Mitsui Chemicals, a leading manufacturer of polypropylene spunbond nonwovens in Japan, produces polypropylene-based spunbond nonwovens in Thailand, through its wholly owned subsidiary MHM Co. MHM’s capacity is currently 14,000 tons per year, and this figure will increase by 20,000 tons when the construction of a new plant is complete. Operation of this new plant is expected to begin in early 2007. It will bring Mitsui Chemical’s total capacity to 68,000 tons with half produced in Japan and half made in Thailand. The company reports that 50% of its sales are conducted in Japan; 30% in Southeast Asia and 20% in China.

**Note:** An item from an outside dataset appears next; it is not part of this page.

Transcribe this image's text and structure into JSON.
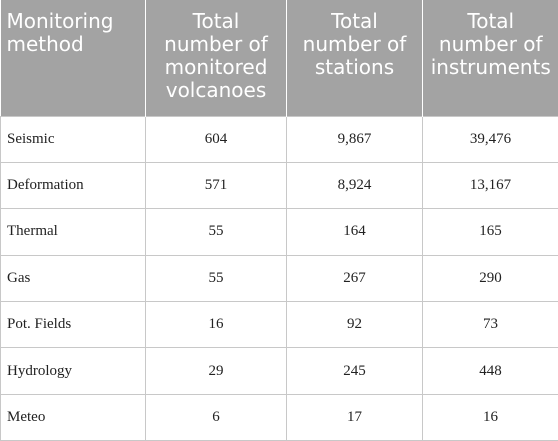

Meanwhile, Unitika produces nonwovens in Thailand through its Tusco joint venture with Teijin Films. Tusco produces 4000 tons of polyester-based spunbonded nonwovens a year. Additionally, Toray produces 4000 tons of the material a year in China and its joint venture with Saehan Industries (Toray Saehan) in South Korea makes 52,000 tons of polypropylene-based spunbond nonwovens a year. Toray has a 73.2% stake in this venture, while Saehan owns 26.8%. This makes Toray Group the largest producer of spunbond nonwovens in Asia with a capacity of 60,000 tons. Although Asahi Kasei is the largest maker of spunbond nonwovens in Japan, the company has not expanded its production into other foreign countries, nor does it have plans to.